This is not generally the case, except in monopoly situations.

Your software product generally has a competitor, and they're busy trying to make theirs better than yours -- whether with more features, better integrations, whatever it is.

So your staff size generally stays about the same in order to build more features desired by customers to prevent customers from switching to your competitor and you go out of business. And certain features, by themselves, can be more complex than the entire v1 of a product. And/or involve massive refactoring, etc.

The companies that get to reduce their team size are often because they're in a monopoly position, and then customers suffer because the software gets stagnant and the features they need don't get built.
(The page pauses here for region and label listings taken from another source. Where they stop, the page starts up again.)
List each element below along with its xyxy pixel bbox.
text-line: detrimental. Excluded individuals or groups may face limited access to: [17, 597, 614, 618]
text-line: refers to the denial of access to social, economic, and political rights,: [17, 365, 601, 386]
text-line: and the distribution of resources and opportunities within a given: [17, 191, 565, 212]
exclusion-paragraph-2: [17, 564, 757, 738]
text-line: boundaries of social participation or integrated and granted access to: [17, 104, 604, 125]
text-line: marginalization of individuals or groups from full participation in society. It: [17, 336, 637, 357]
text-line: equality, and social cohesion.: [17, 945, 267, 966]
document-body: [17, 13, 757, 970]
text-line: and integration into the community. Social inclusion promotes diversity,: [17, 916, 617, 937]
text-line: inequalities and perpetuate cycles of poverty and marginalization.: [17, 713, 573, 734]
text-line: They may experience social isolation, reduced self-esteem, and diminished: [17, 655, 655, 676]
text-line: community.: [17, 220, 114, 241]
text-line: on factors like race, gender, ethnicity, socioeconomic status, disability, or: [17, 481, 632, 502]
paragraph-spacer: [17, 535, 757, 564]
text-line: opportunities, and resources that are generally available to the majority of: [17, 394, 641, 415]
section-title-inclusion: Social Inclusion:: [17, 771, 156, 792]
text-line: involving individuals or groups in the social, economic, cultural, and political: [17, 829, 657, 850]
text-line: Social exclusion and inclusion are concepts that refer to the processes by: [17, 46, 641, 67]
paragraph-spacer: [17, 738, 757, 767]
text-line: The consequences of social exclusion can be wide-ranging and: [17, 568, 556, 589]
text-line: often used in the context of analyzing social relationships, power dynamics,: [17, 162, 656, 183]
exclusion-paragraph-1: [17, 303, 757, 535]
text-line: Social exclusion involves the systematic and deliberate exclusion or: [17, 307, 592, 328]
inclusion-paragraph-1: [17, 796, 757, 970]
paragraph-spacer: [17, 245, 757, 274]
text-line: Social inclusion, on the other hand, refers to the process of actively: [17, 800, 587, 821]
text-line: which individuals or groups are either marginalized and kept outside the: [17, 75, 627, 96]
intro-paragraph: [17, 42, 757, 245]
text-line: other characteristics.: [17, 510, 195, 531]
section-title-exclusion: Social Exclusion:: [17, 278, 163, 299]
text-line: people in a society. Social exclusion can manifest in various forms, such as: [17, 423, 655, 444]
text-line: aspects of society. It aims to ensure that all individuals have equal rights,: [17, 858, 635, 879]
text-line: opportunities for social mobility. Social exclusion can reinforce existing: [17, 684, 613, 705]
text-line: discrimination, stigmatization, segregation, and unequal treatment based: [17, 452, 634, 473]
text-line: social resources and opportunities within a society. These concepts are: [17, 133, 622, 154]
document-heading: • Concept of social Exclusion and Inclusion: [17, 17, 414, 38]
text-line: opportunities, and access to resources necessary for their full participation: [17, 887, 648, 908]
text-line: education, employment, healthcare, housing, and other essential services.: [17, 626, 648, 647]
That's capitalism failing.

Also, something like an internal chat app isn't always a bad decision. If your company is above a certain size headcount, it can literally be cheaper to build small tools than to license them. Especially when you can more deeply customize and integrate them, which you often simply can't with off-the-shelf software.



> Your software product generally has a competitor, and they're busy trying to make theirs better than yours

Unless you are selling a commodity. There is a good case to be made that what Dropbox sells is a commodity.

> That's capitalism failing.

That's government failing.

1. You can't dig the moats necessary to establish a monopoly without regulation to support it.

2. If/when the government screws up, the onus is on it to fix the problem before the situation gets out of hand.


>There is a good case to be made that what Dropbox sells is a commodity.

Is there? I argue Drive and OneDrive surpassed Dropbox a while ago. Box is dirt cheap if you came in early as well (I still have some 50 GB forever deal from like, 2012). And there's a dozen others if you look into it. It's not very hard to drop any one cloud storage solution (or all of them if you invest in a NAS setup).


Is there not? This is a pretty good description of a commoditized environment:

> It's not very hard to drop any one cloud storage solution (or all of them if you invest in a NAS setup).